I left school in June 1969, having had the benefit of an interview with our newly appointed “Careers advisor” (who was in fact the P.E. teacher in his other role, and not the most intellectual member of staff). The interview involved him outlining the options, which basically consisted of starting at the Steelworks or going down the pit. Well my Dad worked down the pit and it made him cough a lot, so I opted for the Steelworks.
In recognition of the fact that I had actually managed to take all my exams, and was on the “brink” of adulthood, I was allowed a week’s holiday, with friends, and without parents at our caravan in Mablethorpe. Now this may not sound like the most exotic destination for today’s well travelled sixteen year olds but it was a hell an adventure for me and my pals at the time. The holiday was fun, although an incident involving a girl from Mansfield, sand and a stray donkey almost left me traumatised.

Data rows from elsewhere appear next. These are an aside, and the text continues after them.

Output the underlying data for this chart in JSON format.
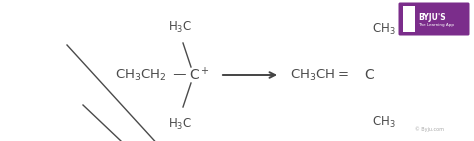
{
  "bg_color": "#ffffff",
  "text_color": "#4a4a4a",
  "arrow_color": "#444444",
  "byju_purple": "#7b2d8b",
  "figsize": [
    4.74,
    1.41
  ],
  "dpi": 100,
  "copyright_text": "© Byju.com"
}
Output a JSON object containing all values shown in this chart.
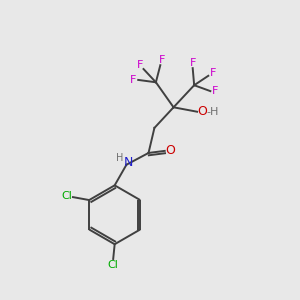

Anyway, there were two steel companies in Rotherham at that time Steel Peech and Tozer and Park Gate Iron and Steel. Digressing for a moment, it was generally thought that Sheffield was the city of steel, but its smaller neighbour, Rotherham was the larger volume producer. Deliberating about which was potentially the better employer turned out retrospectively to be a wasted effort as although I chose “Steelo’s”, the almost immediate nationalisation of the Steel Industry resulted in them becoming part of the same organisation and I was transferred to Park Gate!

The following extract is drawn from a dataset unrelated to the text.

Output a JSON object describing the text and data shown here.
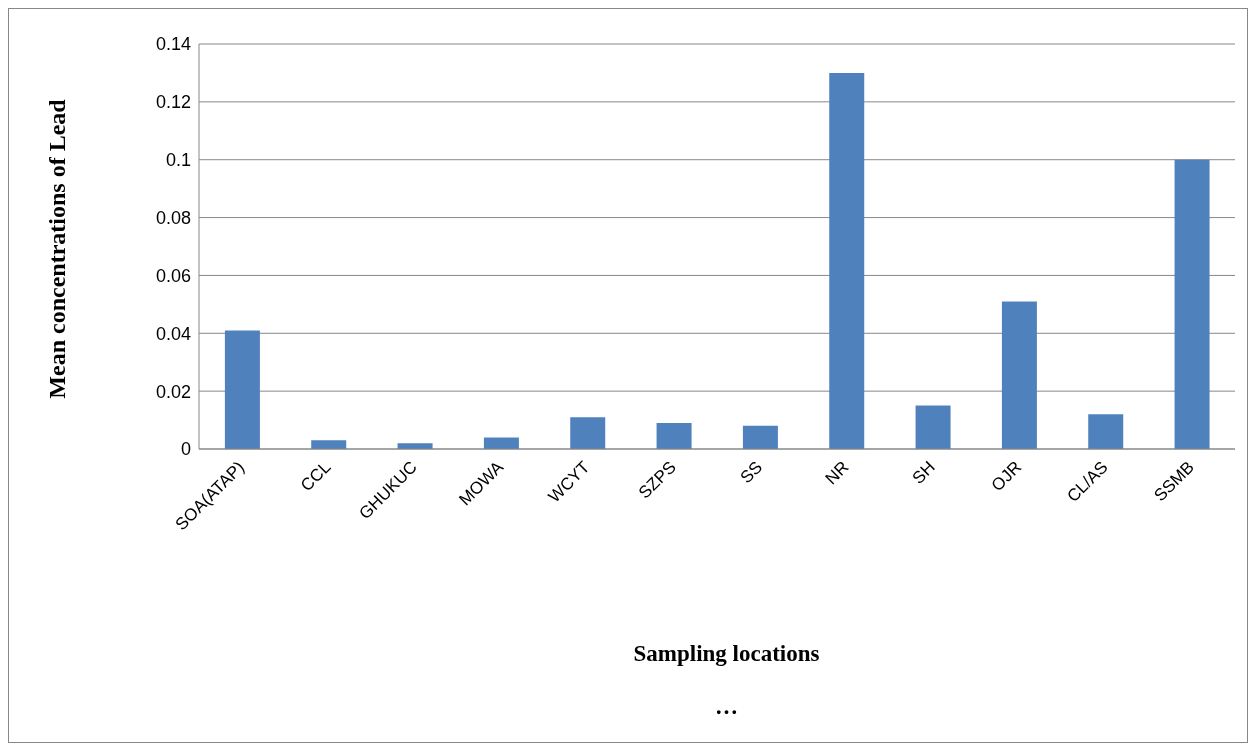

These were the days of “Apprenticeships”, which were basically a trade-off, you got a job with “training” and the employer got cheap labour. To be fair British Steel Corporation as it had become, did a fair job and we had “day release”, night school and a variety of postings. We still had to make the tea (that’s like witch piss lad), and fetch the sandwiches from the canteen, but we did get to spend time and learn about the steelmaking process (electric arc) all the way from the melting shop through to the final rolling and finishing operations. The first experiences of the melting shop at shop floor level were frightening, it was like something out of Dante’s inferno with the heat, the flames and the noise, but it was something that you quickly adjusted too.
It was two years, until I reached eighteen, during which time I discovered Soul music, Lambretta scooters, and beer, met my future wife and passed my ONC before I was able to take up my first full time post. That was at the Brinsworth Hot Strip mill, and so, over thirty years ago began my life in Steel Strip. More about that another time.